There you go: All kinds of costs, delays, lawsuits, and maybe ballot measures that will make it much more difficult – maybe impossible – for us to move forward with all the things we unanimously agree on in revitalizing the Westside and the North Avenue. All those those good things we all agree on are being held hostage in order to try to force through a Canada Larga development that we are deeply divided on and have never in the past allowed to move forward. Not a good idea.
Beyond that, I fear that that the whole Canada Larga thing will take us back to the “bad old days” of the growth wars in Ventura – where developers engage in game-playing to try to get four votes, people on either side of an issue call each other names, and everything comes to a halt because it’s so contentious.
Ventura was riven by this stuff for 30 years. Recently, all of us on the city council have worked hard to put those days behind us.

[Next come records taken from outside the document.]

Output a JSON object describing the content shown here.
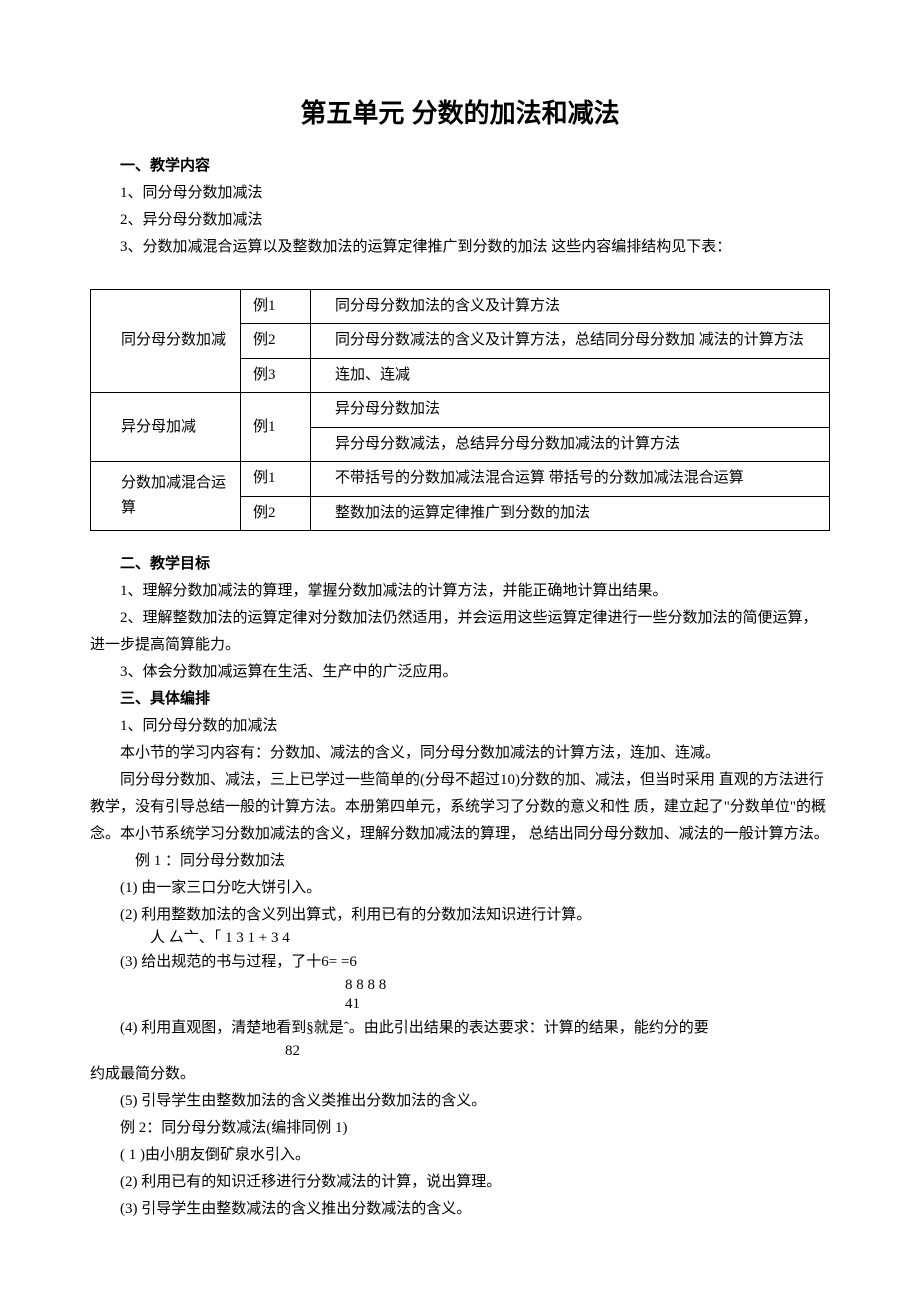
{
  "title": "第五单元 分数的加法和减法",
  "sec1": {
    "heading": "一、教学内容",
    "items": [
      "1、同分母分数加减法",
      "2、异分母分数加减法",
      "3、分数加减混合运算以及整数加法的运算定律推广到分数的加法 这些内容编排结构见下表："
    ]
  },
  "table": {
    "rows": [
      {
        "g": "",
        "ex": "例1",
        "desc": "同分母分数加法的含义及计算方法"
      },
      {
        "g": "同分母分数加减",
        "ex": "例2",
        "desc": "同分母分数减法的含义及计算方法，总结同分母分数加 减法的计算方法",
        "gRowspan": 1
      },
      {
        "g": "",
        "ex": "例3",
        "desc": "连加、连减"
      },
      {
        "g": "异分母加减",
        "ex": "例1",
        "desc": "异分母分数加法",
        "gRowspan": 2
      },
      {
        "g": "",
        "ex": "",
        "desc": "异分母分数减法，总结异分母分数加减法的计算方法"
      },
      {
        "g": "分数加减混合运算",
        "ex": "例1",
        "desc": "不带括号的分数加减法混合运算 带括号的分数加减法混合运算",
        "gRowspan": 2
      },
      {
        "g": "",
        "ex": "例2",
        "desc": "整数加法的运算定律推广到分数的加法"
      }
    ]
  },
  "sec2": {
    "heading": "二、教学目标",
    "p1": "1、理解分数加减法的算理，掌握分数加减法的计算方法，并能正确地计算出结果。",
    "p2": "2、理解整数加法的运算定律对分数加法仍然适用，并会运用这些运算定律进行一些分数加法的简便运算，进一步提高简算能力。",
    "p3": "3、体会分数加减运算在生活、生产中的广泛应用。"
  },
  "sec3": {
    "heading": "三、具体编排",
    "h1": "1、同分母分数的加减法",
    "p1": "本小节的学习内容有：分数加、减法的含义，同分母分数加减法的计算方法，连加、连减。",
    "p2": "同分母分数加、减法，三上已学过一些简单的(分母不超过10)分数的加、减法，但当时采用 直观的方法进行教学，没有引导总结一般的计算方法。本册第四单元，系统学习了分数的意义和性 质，建立起了\"分数单位\"的概念。本小节系统学习分数加减法的含义，理解分数加减法的算理， 总结出同分母分数加、减法的一般计算方法。",
    "ex1": "例 1 ：同分母分数加法",
    "l1": "(1)    由一家三口分吃大饼引入。",
    "l2": "(2)   利用整数加法的含义列出算式，利用已有的分数加法知识进行计算。",
    "frac_a": "人    厶亠、「    1   3    1 + 3   4",
    "l3": "(3) 给出规范的书与过程，了十6=       =6",
    "frac_b": "8 8 8 8",
    "frac_c": "41",
    "l4": "(4) 利用直观图，清楚地看到§就是ˆ。由此引出结果的表达要求：计算的结果，能约分的要",
    "frac_d": "82",
    "l4b": "约成最简分数。",
    "l5": "(5) 引导学生由整数加法的含义类推出分数加法的含义。",
    "ex2": "例 2：同分母分数减法(编排同例 1)",
    "m1": "( 1 )由小朋友倒矿泉水引入。",
    "m2": "(2) 利用已有的知识迁移进行分数减法的计算，说出算理。",
    "m3": "(3) 引导学生由整数减法的含义推出分数减法的含义。"
  }
}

We passed our infill-first General Plan in 2005, we eliminated the dysfunctional Residential Growth Management Program, and we cleaned up the development review process.
This is real progress, and I thank all six of my colleagues for working collaboratively to make that progress happen. Do we really want to go back to the bad old days?
I certainly don’t, but last night I already felt that we were back in the bad old days. Three examples:
-- Landowner Buzz Bonsall and one of his allies withheld their speaker cards for two hours and put them in at the last minute, at 10 o’clock, after all the other 40 speakers had spoken. Buzz discussed his proposed project a little – but only after everybody else had spoken when they had no opportunity to respond. Buzz had the right to do this, but, I’m sorry, that just seems like pointless game-playing to me. If this is any indication of how the relationship between the city and the property owner is going to go here, I’m not optimistic.
-- Councilmembers Monahan and Morehouse got into a heated debate on the dais about why Cal State had not been built here in Ventura on Taylor Ranch -- something that happened, I think, when Ronald Reagan was president. Can we finally get over that one?
-- Councilmember Monahan and former Mayor Richard Francis, who spoke as a member of the public, got into a heated back-and-forth as well, with Mr. Monahan accusing Mr. Francis (semi-jokingly, I think) of having a hand in the earlier decision to rule that he was conflicted out of the vote. (Mr. Francis brought the house down by responding that if it was up to him, Mr. Monahan would never get to vote.)
The back-and-forth between Monahan and Francis was wonderful political theater 20 years ago, when they served consecutively as mayor, the town was deeply divided over growth, and I used watch the council meetings sitting on my sofa. But we’ve made great progress in the last few years – generally speaking, we’ve left those days behind and moved forward together as a community.
I, for one, don’t want to see the bad old days come back again. It may be good political theater, but it’s only going to tear our town apart.